File Structure in Galley

Most existing multiprocessor file systems are based on the conventional Unix-like file-system interface in which a file is seen as an addressable, linear sequence of bytes. The file system typically declusters files (ie, scatters the blocks of each file across multiple disks), allowing parallel access to the file. This parallel access reduces the effect of the bottleneck imposed by the relatively slow disk speed. Although the file is actually scattered across many disks, the underlying parallel structure of the file is hidden from the application.

Galley uses a more complex file model that should lead to greater flexibility and performance.

Subfiles

The linear model can give good performance when the request size generated by the application is larger than the declustering unit size, as multiple disks are being used in parallel. However, while the declustering unit size is frequently measured in kilobytes (eg, 4KB in Intel's CFS), our workload characterization studies show that the typical request size in a parallel application is much smaller: frequently under 200 bytes. This disparity means that most of the individual requests generated by parallel applications are not being executed in parallel. In the worst case, the compute processors in a parallel application may issue their requests in such a way that all of an application's processes may first attempt to access disk 0 simultaneously, then all attempt to access disk 1 simultaneously, and so on.

Another problem with the linear file model is that a dataset may have a natural, parallel mapping onto multiple disks that is not easily captured by the standard cyclic block-declustering schemes. An example of this sort of dataset may be seen in the Flexible Image Transport System (FITS) data format, which is used for astronomical data. A FITS file is organized as a series of records, each of which is the same size and contains a key (which may be composed of multiple fields) and one or more data elements. While there is a fairly straightforward mapping of a FITS dataset onto a linear file (simply listing the records), it is not clear in what order the records should be listed. Furthermore, it is not clear that blindly striping this list across multiple disks is the optimal approach in a parallel file system. Rather, one could distribute the data across the disks using the keys and knowledge about how the dataset will be used to determine a partitioning scheme that results in highly parallel access.

To address these problems, Galley does not automatically decluster an application's data. Instead, Galley provides applications with the ability to fully control this declustering according to their own needs. This control is particularly important when implementing I/O-optimal algorithms. Applications are also able to explicitly indicate which IOP they wish to access in each request. To allow this behavior, files are composed of one or more subfiles, each of which resides entirely on a single IOP, and which may be directly addressed by the application. This structure gives applications the ability both to control how the data is distributed across the IOPs, and to control the degree of parallelism exercised on every subsequent access.

Forks

Each subfile in Galley is structured as a collection of one or more independent forks. Each fork is a named, linear, addressable sequence of bytes, similar to a traditional Unix file. While the number of subfiles in a file is fixed at file-creation time, the number of forks in a subfile is not fixed; libraries and applications may add forks to, or remove forks from, a subfile at any time. The final, three-dimensional file structure is shown below. Note that there is no requirement that all subfiles have the same number of forks, or that all forks have the same size.

The use of forks allows further application-defined structuring. For example, if an application represents a physical space with two matrices, one containing temperatures and other pressures, the matrices could be stored in the same file (perhaps declustered across multiple subfiles) but in different forks. In this way, related information is stored logically together but is available independently. As a result, an application (e.g., a visualization tool) that is only interested in one of the two pieces of data, can access the relevant data easily and efficiently.

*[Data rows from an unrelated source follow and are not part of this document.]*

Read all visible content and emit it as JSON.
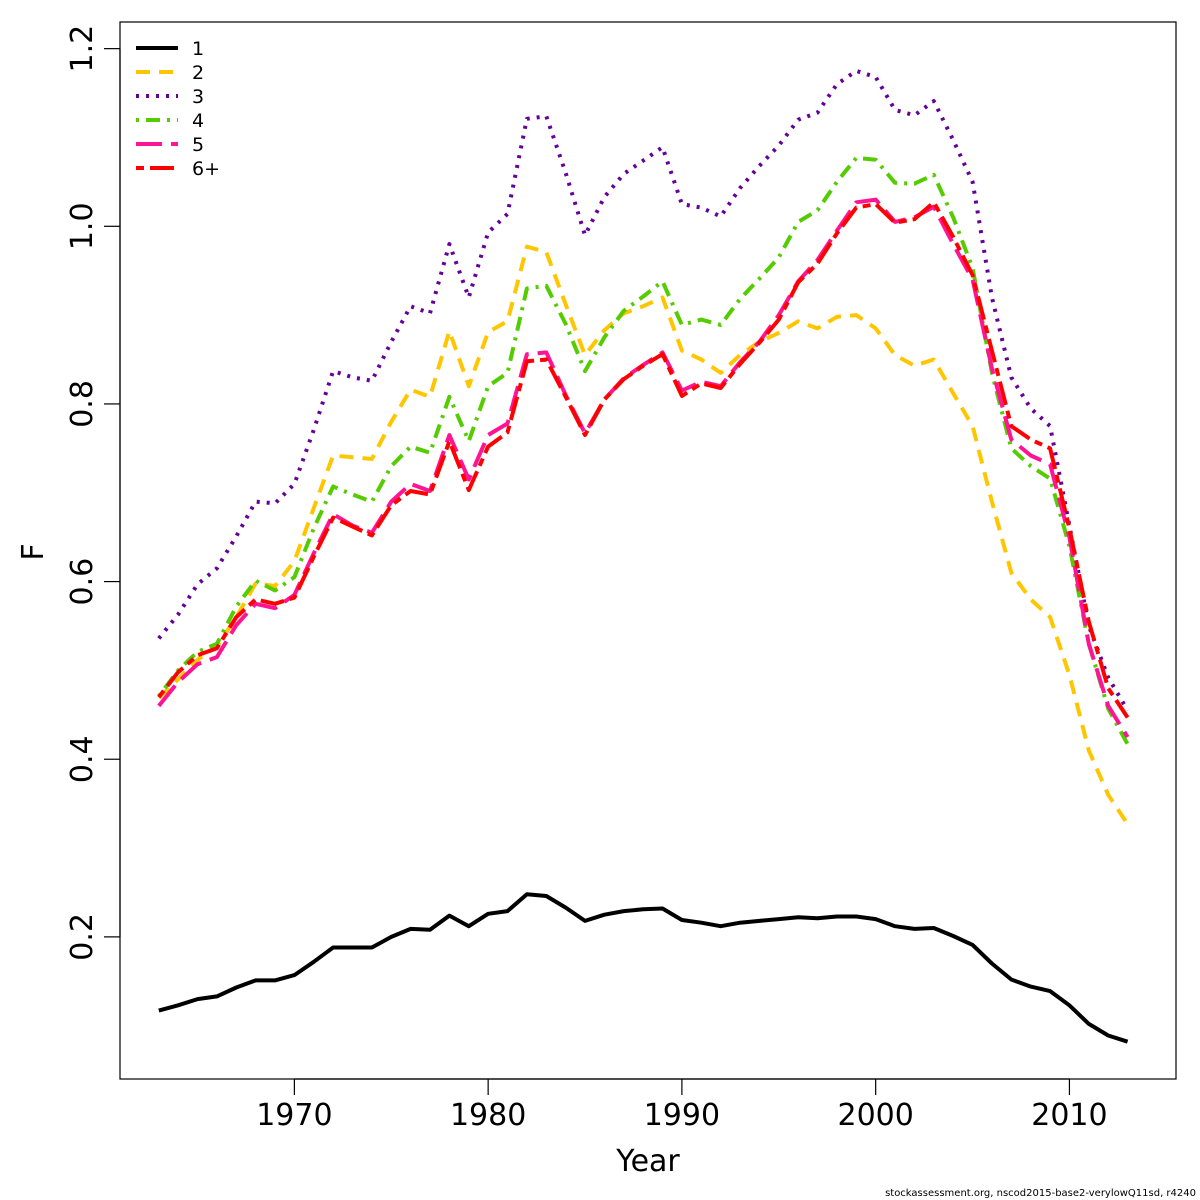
{
  "chart_data": {
    "type": "line",
    "xlabel": "Year",
    "ylabel": "F",
    "xlim": [
      1961,
      2015.5
    ],
    "ylim": [
      0.04,
      1.23
    ],
    "x_ticks": [
      1970,
      1980,
      1990,
      2000,
      2010
    ],
    "y_ticks": [
      0.2,
      0.4,
      0.6,
      0.8,
      1.0,
      1.2
    ],
    "x_tick_labels": [
      "1970",
      "1980",
      "1990",
      "2000",
      "2010"
    ],
    "y_tick_labels": [
      "0.2",
      "0.4",
      "0.6",
      "0.8",
      "1.0",
      "1.2"
    ],
    "legend_position": "top-left",
    "grid": false,
    "x": [
      1963,
      1964,
      1965,
      1966,
      1967,
      1968,
      1969,
      1970,
      1971,
      1972,
      1973,
      1974,
      1975,
      1976,
      1977,
      1978,
      1979,
      1980,
      1981,
      1982,
      1983,
      1984,
      1985,
      1986,
      1987,
      1988,
      1989,
      1990,
      1991,
      1992,
      1993,
      1994,
      1995,
      1996,
      1997,
      1998,
      1999,
      2000,
      2001,
      2002,
      2003,
      2004,
      2005,
      2006,
      2007,
      2008,
      2009,
      2010,
      2011,
      2012,
      2013
    ],
    "series": [
      {
        "name": "1",
        "color": "#000000",
        "dash": "solid",
        "values": [
          0.117,
          0.123,
          0.13,
          0.133,
          0.143,
          0.151,
          0.151,
          0.157,
          0.172,
          0.188,
          0.188,
          0.188,
          0.2,
          0.209,
          0.208,
          0.224,
          0.212,
          0.226,
          0.229,
          0.248,
          0.246,
          0.233,
          0.218,
          0.225,
          0.229,
          0.231,
          0.232,
          0.219,
          0.216,
          0.212,
          0.216,
          0.218,
          0.22,
          0.222,
          0.221,
          0.223,
          0.223,
          0.22,
          0.212,
          0.209,
          0.21,
          0.201,
          0.191,
          0.17,
          0.152,
          0.144,
          0.139,
          0.123,
          0.102,
          0.089,
          0.082
        ]
      },
      {
        "name": "2",
        "color": "#FFC600",
        "dash": "dashed",
        "values": [
          0.469,
          0.49,
          0.512,
          0.527,
          0.56,
          0.598,
          0.595,
          0.623,
          0.683,
          0.742,
          0.74,
          0.738,
          0.78,
          0.816,
          0.808,
          0.882,
          0.82,
          0.881,
          0.893,
          0.977,
          0.971,
          0.912,
          0.855,
          0.883,
          0.902,
          0.91,
          0.92,
          0.86,
          0.85,
          0.835,
          0.855,
          0.87,
          0.88,
          0.893,
          0.885,
          0.898,
          0.9,
          0.885,
          0.855,
          0.843,
          0.85,
          0.812,
          0.775,
          0.69,
          0.61,
          0.58,
          0.56,
          0.495,
          0.41,
          0.36,
          0.327
        ]
      },
      {
        "name": "3",
        "color": "#660099",
        "dash": "dotted",
        "values": [
          0.536,
          0.563,
          0.597,
          0.615,
          0.651,
          0.69,
          0.688,
          0.71,
          0.771,
          0.837,
          0.83,
          0.826,
          0.87,
          0.91,
          0.902,
          0.98,
          0.92,
          0.993,
          1.014,
          1.121,
          1.124,
          1.06,
          0.99,
          1.033,
          1.059,
          1.074,
          1.089,
          1.025,
          1.021,
          1.011,
          1.043,
          1.068,
          1.091,
          1.12,
          1.128,
          1.16,
          1.175,
          1.168,
          1.131,
          1.125,
          1.141,
          1.097,
          1.05,
          0.92,
          0.83,
          0.795,
          0.775,
          0.663,
          0.55,
          0.492,
          0.455
        ]
      },
      {
        "name": "4",
        "color": "#55CC00",
        "dash": "dotdash",
        "values": [
          0.471,
          0.5,
          0.521,
          0.53,
          0.572,
          0.601,
          0.59,
          0.605,
          0.66,
          0.707,
          0.698,
          0.69,
          0.73,
          0.752,
          0.745,
          0.808,
          0.758,
          0.82,
          0.835,
          0.93,
          0.933,
          0.89,
          0.837,
          0.875,
          0.905,
          0.921,
          0.938,
          0.889,
          0.895,
          0.889,
          0.918,
          0.941,
          0.965,
          1.005,
          1.018,
          1.05,
          1.077,
          1.075,
          1.049,
          1.048,
          1.058,
          1.01,
          0.953,
          0.835,
          0.75,
          0.73,
          0.716,
          0.64,
          0.53,
          0.457,
          0.417
        ]
      },
      {
        "name": "5",
        "color": "#FF1493",
        "dash": "longdash",
        "values": [
          0.46,
          0.487,
          0.507,
          0.515,
          0.551,
          0.575,
          0.57,
          0.585,
          0.632,
          0.676,
          0.663,
          0.655,
          0.69,
          0.71,
          0.702,
          0.765,
          0.715,
          0.765,
          0.778,
          0.856,
          0.858,
          0.81,
          0.767,
          0.805,
          0.829,
          0.844,
          0.858,
          0.815,
          0.825,
          0.82,
          0.847,
          0.87,
          0.9,
          0.938,
          0.962,
          0.995,
          1.027,
          1.03,
          1.005,
          1.01,
          1.022,
          0.98,
          0.94,
          0.84,
          0.76,
          0.742,
          0.732,
          0.65,
          0.53,
          0.46,
          0.425
        ]
      },
      {
        "name": "6+",
        "color": "#FF0000",
        "dash": "twodash",
        "values": [
          0.47,
          0.498,
          0.517,
          0.525,
          0.56,
          0.58,
          0.575,
          0.582,
          0.628,
          0.672,
          0.662,
          0.652,
          0.686,
          0.702,
          0.698,
          0.758,
          0.703,
          0.752,
          0.768,
          0.848,
          0.85,
          0.808,
          0.765,
          0.805,
          0.828,
          0.843,
          0.856,
          0.809,
          0.823,
          0.818,
          0.845,
          0.869,
          0.895,
          0.937,
          0.958,
          0.992,
          1.021,
          1.025,
          1.004,
          1.008,
          1.027,
          0.988,
          0.945,
          0.86,
          0.775,
          0.76,
          0.75,
          0.66,
          0.555,
          0.48,
          0.447
        ]
      }
    ]
  },
  "footer": {
    "text": "stockassessment.org, nscod2015-base2-verylowQ11sd, r4240"
  }
}
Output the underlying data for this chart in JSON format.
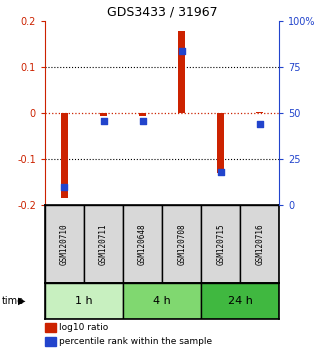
{
  "title": "GDS3433 / 31967",
  "samples": [
    "GSM120710",
    "GSM120711",
    "GSM120648",
    "GSM120708",
    "GSM120715",
    "GSM120716"
  ],
  "log10_ratio": [
    -0.185,
    -0.005,
    -0.005,
    0.178,
    -0.13,
    0.002
  ],
  "percentile_rank": [
    10,
    46,
    46,
    84,
    18,
    44
  ],
  "groups": [
    {
      "label": "1 h",
      "start": 0,
      "end": 2,
      "color": "#c8f0c0"
    },
    {
      "label": "4 h",
      "start": 2,
      "end": 4,
      "color": "#80d870"
    },
    {
      "label": "24 h",
      "start": 4,
      "end": 6,
      "color": "#40b840"
    }
  ],
  "ylim_left": [
    -0.2,
    0.2
  ],
  "ylim_right": [
    0,
    100
  ],
  "yticks_left": [
    -0.2,
    -0.1,
    0.0,
    0.1,
    0.2
  ],
  "ytick_labels_left": [
    "-0.2",
    "-0.1",
    "0",
    "0.1",
    "0.2"
  ],
  "yticks_right": [
    0,
    25,
    50,
    75,
    100
  ],
  "ytick_labels_right": [
    "0",
    "25",
    "50",
    "75",
    "100%"
  ],
  "red_color": "#cc2200",
  "blue_color": "#2244cc",
  "bar_width": 0.18,
  "square_size": 18,
  "dashed_zero_color": "#cc2200",
  "sample_box_color": "#d8d8d8",
  "legend_red_label": "log10 ratio",
  "legend_blue_label": "percentile rank within the sample"
}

In addition to data in the traditional sense, the availability of multiple forks also allows an application to store persistent, application-defined meta-data independently of the data proper. One example of a library that would be able to make use of multiple forks for metadata is a compression library similar to that described in a file 'compression.ps' once found at http://bunny.cs.uiuc.edu/CADR/pubs/. The library could store compressed data chunks in one fork and directory information in another.

Another potential use for forks can be seen in Stream*, a parallel file abstraction for the data-parallel language, C*. Briefly, Stream* divides a file into three distinct segments, each of which corresponds to a particular set of access semantics. While the current implementation of Stream* stores all the segments in a single file, one could use a different fork for each segment. In addition to the raw data, Stream* maintains several kinds of metadata, which are currently stored in three different files: .meta, .first , and .dir . In a Galley-based implementation of Stream*, it would be natural to store this metadata in separate forks rather than separate files.

Finally, a fork could also be used to store the code (Python, Java, standard object code, etc.) necessary to access the data stored in the other forks. This code could be linked with a user's application at runtime, or possibly loaded and run on the I/O node (see our white paper in ACM Operating Systems Review).


Nils A. Nieuwejaar. Last modified Friday, May 30, 1996.